Some 600 people turned up to participate in Balla's Dawn Oak 2000 project, which was largely the brainchild of Mr Clancy, with much local support.
Two years ago, severe Christmas storms devastated the ancient oak woods at Balla - pronounced as "Ba'al". The community's determination to replace it became the obvious way to mark the century's turn.
A year's planning paid off in the early hours of Saturday morning. After a week of torrential rain, gales, floods and snow, the night was clear, the moon and stars were out and there was a light frost forecast for the following morning.
A radio-controlled clock, which takes its signal from the National Physical Laboratory in Rugby, England, ensured that the effort would meet official Guinness world record standards.
At the stroke of the "new dawn", Mr Matty O'Dowd of the Balla Pipe Band struck the town's drum - a drum which spans three centuries and was used to rouse support during the land agitation period.
This was the signal to start, but not without some ceremony. Mr Matty Larkin, the town's oldest resident at 93 years of age, made the hole for the first oak and it was then placed in the soil by his grand-nephew, Mr John Larkin.
On the drum's third beat, the volunteers - or "Volunteers", as Mr Clancy may have begun to call his troops - moved forward and began digging. Mr Frank Vaughan, second-oldest resident at 92, set the 1,999th tree in the earth, assisted by Mr Tom Donohue. The 2,000th planting was carried out by Ms Margaret McNicholas, who uses a wheelchair and was one of the first trustees of the Balla Town Improvement Association. She was assisted by Ms Carmel Joyce, a young resident who has not been well.
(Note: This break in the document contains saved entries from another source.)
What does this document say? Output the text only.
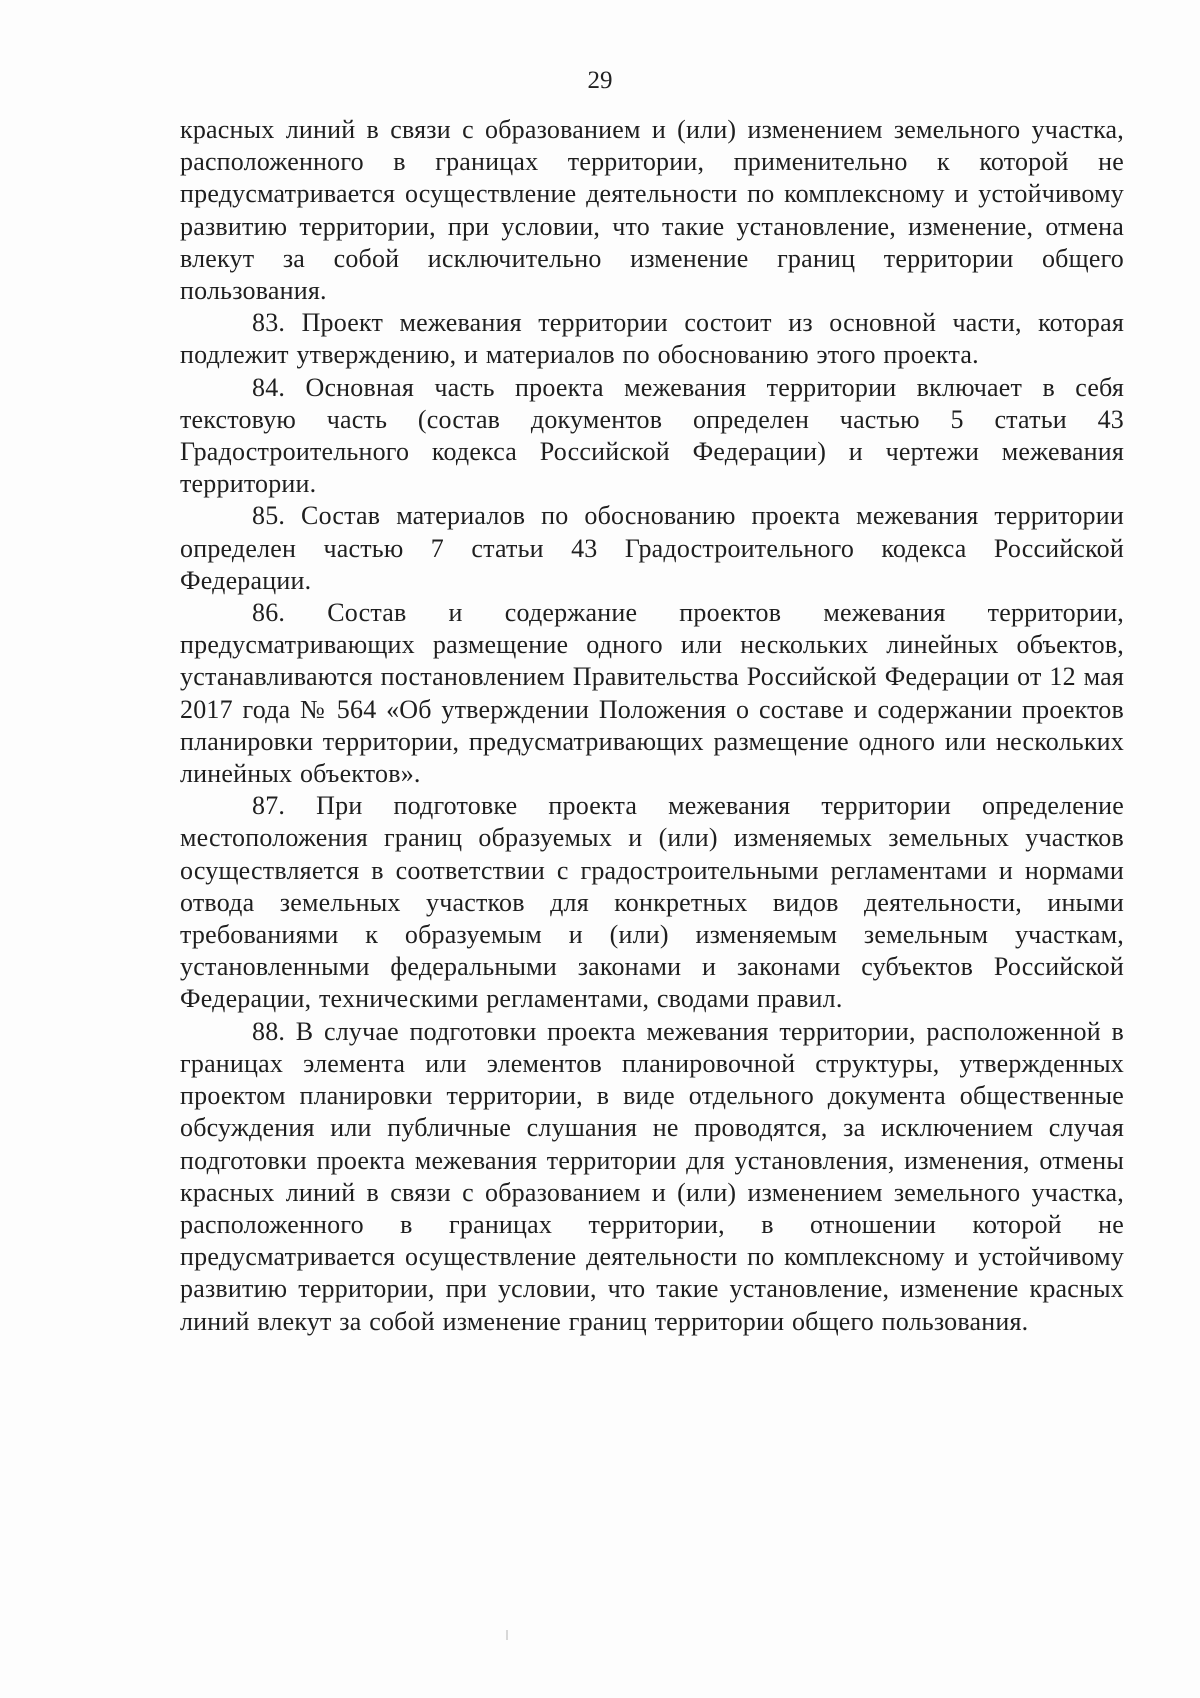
29

красных линий в связи с образованием и (или) изменением земельного участка, расположенного в границах территории, применительно к которой не предусматривается осуществление деятельности по комплексному и устойчивому развитию территории, при условии, что такие установление, изменение, отмена влекут за собой исключительно изменение границ территории общего пользования.

83. Проект межевания территории состоит из основной части, которая подлежит утверждению, и материалов по обоснованию этого проекта.

84. Основная часть проекта межевания территории включает в себя текстовую часть (состав документов определен частью 5 статьи 43 Градостроительного кодекса Российской Федерации) и чертежи межевания территории.

85. Состав материалов по обоснованию проекта межевания территории определен частью 7 статьи 43 Градостроительного кодекса Российской Федерации.

86. Состав и содержание проектов межевания территории, предусматривающих размещение одного или нескольких линейных объектов, устанавливаются постановлением Правительства Российской Федерации от 12 мая 2017 года № 564 «Об утверждении Положения о составе и содержании проектов планировки территории, предусматривающих размещение одного или нескольких линейных объектов».

87. При подготовке проекта межевания территории определение местоположения границ образуемых и (или) изменяемых земельных участков осуществляется в соответствии с градостроительными регламентами и нормами отвода земельных участков для конкретных видов деятельности, иными требованиями к образуемым и (или) изменяемым земельным участкам, установленными федеральными законами и законами субъектов Российской Федерации, техническими регламентами, сводами правил.

88. В случае подготовки проекта межевания территории, расположенной в границах элемента или элементов планировочной структуры, утвержденных проектом планировки территории, в виде отдельного документа общественные обсуждения или публичные слушания не проводятся, за исключением случая подготовки проекта межевания территории для установления, изменения, отмены красных линий в связи с образованием и (или) изменением земельного участка, расположенного в границах территории, в отношении которой не предусматривается осуществление деятельности по комплексному и устойчивому развитию территории, при условии, что такие установление, изменение красных линий влекут за собой изменение границ территории общего пользования.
The project attracted enormous interest and support, with Germans, Norwegians, Australians and "even people from Dublin", there to cheer the volunteers on. Greetings arrived by fax from the Republic of Kiribati on the other side of the world - "Te mauri, te raoi, ao te tabemoa" (greetings and blessings, peace, and harmony with nature and within the community).
The Dawn Oak project was being undertaken "in the spirit of tabemoa", the Honorary Consul of the Republic of Kiribati said.
The teams retired to the town hall for tea and refreshments, and most were in their beds by 2.30 a.m. The challenge now, says Mr Clancy, is to look after the wood for its projected lifetime - "the next 400 years".